# Silicon based thermoelectric materials: a high throughput combinatorial search

Waste heat is one of the main sources for energy loss. Thermoelectrics may be used for an efficient conversion of this waste heat, provided suitable materials are available. For practical use materials with a high thermoelectric figure of merit (zT>1) are required. While several materials with a high value of zT are available, their practical use is often limited by cost or toxicity. One of the interesting material classes for the search of new thermoelectric materials are silicides, which benefit from the abundance and non-toxity of Si. Materials like MnSi_{1.73}, ReSi_{1.75} and the Mg_{2}(Si_{1-x}(IV)_{x}) solid solutions have received attention for their thermoelectric properties.
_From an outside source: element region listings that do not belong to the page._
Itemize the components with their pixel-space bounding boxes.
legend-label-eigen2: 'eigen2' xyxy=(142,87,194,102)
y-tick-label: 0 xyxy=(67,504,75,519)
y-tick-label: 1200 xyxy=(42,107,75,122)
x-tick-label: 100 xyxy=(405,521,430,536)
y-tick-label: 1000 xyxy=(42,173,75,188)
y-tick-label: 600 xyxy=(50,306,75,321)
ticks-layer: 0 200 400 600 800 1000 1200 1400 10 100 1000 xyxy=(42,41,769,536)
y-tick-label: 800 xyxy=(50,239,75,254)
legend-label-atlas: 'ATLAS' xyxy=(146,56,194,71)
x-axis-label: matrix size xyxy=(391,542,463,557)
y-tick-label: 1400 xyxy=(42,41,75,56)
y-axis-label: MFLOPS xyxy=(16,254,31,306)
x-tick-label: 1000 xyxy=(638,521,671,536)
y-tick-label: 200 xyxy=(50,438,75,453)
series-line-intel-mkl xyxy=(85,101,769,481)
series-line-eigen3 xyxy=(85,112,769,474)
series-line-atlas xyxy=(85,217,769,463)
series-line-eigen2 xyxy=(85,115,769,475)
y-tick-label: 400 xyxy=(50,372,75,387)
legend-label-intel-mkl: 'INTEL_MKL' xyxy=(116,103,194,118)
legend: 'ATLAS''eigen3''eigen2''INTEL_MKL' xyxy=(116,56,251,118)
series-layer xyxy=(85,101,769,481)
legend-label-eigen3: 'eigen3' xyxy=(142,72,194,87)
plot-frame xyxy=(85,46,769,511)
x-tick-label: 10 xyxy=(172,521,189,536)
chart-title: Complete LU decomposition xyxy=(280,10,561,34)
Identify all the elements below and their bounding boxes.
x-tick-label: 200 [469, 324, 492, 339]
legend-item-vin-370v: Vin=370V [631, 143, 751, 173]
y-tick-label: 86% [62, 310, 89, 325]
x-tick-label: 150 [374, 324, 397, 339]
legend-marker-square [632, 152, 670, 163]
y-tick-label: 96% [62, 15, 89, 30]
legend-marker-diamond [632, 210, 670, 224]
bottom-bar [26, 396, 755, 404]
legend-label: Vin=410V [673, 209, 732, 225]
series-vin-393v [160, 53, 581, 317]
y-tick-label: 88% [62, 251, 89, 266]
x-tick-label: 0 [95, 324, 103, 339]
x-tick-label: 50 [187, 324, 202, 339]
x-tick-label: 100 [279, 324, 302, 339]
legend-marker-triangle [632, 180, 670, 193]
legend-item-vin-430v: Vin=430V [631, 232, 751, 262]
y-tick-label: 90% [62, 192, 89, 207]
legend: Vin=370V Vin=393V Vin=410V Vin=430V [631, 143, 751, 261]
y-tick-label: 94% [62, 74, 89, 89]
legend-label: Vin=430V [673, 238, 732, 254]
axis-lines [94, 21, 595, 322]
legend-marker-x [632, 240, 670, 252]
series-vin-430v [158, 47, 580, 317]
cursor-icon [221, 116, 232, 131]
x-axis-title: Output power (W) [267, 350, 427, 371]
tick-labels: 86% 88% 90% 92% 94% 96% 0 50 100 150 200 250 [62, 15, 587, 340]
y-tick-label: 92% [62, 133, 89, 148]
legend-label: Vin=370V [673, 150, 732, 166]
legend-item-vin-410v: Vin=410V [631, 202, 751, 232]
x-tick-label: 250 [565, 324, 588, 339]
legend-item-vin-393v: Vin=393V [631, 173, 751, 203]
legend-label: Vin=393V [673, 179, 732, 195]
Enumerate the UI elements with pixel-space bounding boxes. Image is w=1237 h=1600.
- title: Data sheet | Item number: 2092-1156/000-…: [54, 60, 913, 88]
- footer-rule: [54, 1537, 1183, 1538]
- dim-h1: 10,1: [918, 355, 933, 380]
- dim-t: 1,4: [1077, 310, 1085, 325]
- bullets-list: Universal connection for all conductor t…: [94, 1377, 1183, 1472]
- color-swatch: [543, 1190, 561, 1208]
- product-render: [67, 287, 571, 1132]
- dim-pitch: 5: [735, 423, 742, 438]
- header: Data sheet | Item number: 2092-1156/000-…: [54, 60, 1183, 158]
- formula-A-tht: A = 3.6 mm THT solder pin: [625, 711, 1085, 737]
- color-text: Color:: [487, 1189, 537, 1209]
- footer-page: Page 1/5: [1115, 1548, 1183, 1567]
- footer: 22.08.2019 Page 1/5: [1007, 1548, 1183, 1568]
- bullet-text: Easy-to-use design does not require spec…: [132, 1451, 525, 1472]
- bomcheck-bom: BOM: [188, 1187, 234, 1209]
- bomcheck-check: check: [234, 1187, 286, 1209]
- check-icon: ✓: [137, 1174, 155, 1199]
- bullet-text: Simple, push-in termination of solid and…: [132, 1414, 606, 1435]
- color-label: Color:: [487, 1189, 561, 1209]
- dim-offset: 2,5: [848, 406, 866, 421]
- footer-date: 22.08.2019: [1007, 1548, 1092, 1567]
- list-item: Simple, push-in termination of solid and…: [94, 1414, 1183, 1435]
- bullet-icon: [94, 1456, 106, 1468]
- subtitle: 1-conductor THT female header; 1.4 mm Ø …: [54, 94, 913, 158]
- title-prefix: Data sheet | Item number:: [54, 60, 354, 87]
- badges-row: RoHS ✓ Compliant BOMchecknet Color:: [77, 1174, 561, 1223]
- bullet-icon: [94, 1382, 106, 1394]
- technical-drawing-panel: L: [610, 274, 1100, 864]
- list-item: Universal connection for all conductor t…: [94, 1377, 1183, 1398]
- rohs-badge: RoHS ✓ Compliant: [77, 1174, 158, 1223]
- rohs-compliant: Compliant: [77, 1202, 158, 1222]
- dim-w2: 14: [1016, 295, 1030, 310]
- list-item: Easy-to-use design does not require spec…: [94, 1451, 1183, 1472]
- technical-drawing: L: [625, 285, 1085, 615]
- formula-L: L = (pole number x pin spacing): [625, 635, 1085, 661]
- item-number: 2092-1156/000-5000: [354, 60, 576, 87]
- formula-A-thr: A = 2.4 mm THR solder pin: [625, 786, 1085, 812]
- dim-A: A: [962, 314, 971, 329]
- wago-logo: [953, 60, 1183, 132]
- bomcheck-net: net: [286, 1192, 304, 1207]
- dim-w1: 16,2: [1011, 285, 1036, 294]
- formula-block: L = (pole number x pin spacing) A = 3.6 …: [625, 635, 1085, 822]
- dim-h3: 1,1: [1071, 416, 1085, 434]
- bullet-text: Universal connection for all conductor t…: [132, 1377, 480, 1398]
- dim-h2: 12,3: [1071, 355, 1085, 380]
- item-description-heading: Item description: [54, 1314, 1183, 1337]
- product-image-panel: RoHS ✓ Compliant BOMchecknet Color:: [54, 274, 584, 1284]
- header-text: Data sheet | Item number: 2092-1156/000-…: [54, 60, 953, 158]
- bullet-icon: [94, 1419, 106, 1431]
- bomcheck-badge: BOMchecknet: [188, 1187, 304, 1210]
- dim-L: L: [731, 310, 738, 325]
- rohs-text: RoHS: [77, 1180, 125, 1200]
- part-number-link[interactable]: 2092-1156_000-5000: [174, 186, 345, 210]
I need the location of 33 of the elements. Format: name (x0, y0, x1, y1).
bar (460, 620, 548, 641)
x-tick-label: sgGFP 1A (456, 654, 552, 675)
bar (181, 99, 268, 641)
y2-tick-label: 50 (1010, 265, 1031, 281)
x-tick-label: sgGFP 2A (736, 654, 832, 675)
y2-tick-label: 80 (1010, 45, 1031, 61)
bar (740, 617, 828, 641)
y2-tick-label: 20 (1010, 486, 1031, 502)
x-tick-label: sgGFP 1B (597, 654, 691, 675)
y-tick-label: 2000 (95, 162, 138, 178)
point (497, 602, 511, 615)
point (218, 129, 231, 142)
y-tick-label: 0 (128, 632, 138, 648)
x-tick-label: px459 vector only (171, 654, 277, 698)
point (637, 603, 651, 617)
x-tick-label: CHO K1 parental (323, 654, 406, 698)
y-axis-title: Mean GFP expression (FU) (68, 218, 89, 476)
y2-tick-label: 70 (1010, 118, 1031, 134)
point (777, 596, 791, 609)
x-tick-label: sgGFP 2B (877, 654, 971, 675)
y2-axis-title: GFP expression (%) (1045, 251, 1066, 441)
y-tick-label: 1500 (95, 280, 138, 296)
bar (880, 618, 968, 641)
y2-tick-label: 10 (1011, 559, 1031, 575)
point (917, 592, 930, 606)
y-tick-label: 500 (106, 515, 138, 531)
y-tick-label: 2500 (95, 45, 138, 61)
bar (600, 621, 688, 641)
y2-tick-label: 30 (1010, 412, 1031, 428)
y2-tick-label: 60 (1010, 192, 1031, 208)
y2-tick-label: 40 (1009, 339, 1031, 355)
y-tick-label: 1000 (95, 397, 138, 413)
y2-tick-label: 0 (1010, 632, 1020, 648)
In this project the phase diagrams and transport properties of silicides are systematically investigated using our recently developed high-throughput environment (HTE). The Seebeck coefficient can be calculated from the electronic structure and it therefore possible to screen compounds both with respect to phase stability and transport properties. By a simple argument it can be shown that a zT>1 requires S>156 μV/K.

A high-throughput screening of binary 3d, 4d and 5d transition metal silicides shows that semiconducting phases are exclusively
found on the silicon rich side of the group 6-9 transition metal silicides. We identify several candidates with potential for thermoelectric applications. This includes known thermoelectrics like Mn_{4}Si_{7}, FeSi_{2}, CrSi_{2} or Ru_{2}Si_{3}, as well as new potentially meta stable materials like Rh_{3}Si_{5}, Fe_{2}Si_{3} and an orthorhombic CrSi_{2} phase. Calculated transport properties are in good agreement with available experimental data at the respective carrier concentration. The calculations also show that a better thermoelectric performance may be achieved upon optimal doping.

The high throughput computational approach is also used to systematically investigate the phase diagrams of ternary and quaternary Mg_{2}(Si_{1-x-y}(IV)_{x}A_{y}) alloys.
In the compound Mg_{2}(Si_{1-x-y}(IV)_{x}A_{y}), IV is a main group IV element and A is main group III-V element which we imagine controls the carrier concentration. Consequently, Mg_{2}(Si_{1-x-y}(Sn)_{x}Sb_{y}) would be a n-type conductor and Mg_{2}(Si_{1-x-y}(Sn)_{x}In_{y}) would be a n-type conductor. A high-throughput approach will be necessary for a full understanding of the Mg_{2}(Si_{1-x-y}(IV)_{x}A_{y}) system. Firstly, in order to map out the limits of solid solubility and the compositions where new phases are formed. Secondly, the thermoelectric properties are highly dependent on the detailed carrier and impurity concentration and it is thus not possible to draw general conclusions about the Mg_{2}Si system by studying only a few stoichiometries.

The high-throughput approach will allow for establishing a phenomenological connection between structure and transport properties or phase stabilities. The connections will be rationalized in terms of simplified models of the electronic structure.

The project will be based on and contribute to the development of a common computational infrastructure at ICAMS, including a database of DFT calculations for future data-mining projects.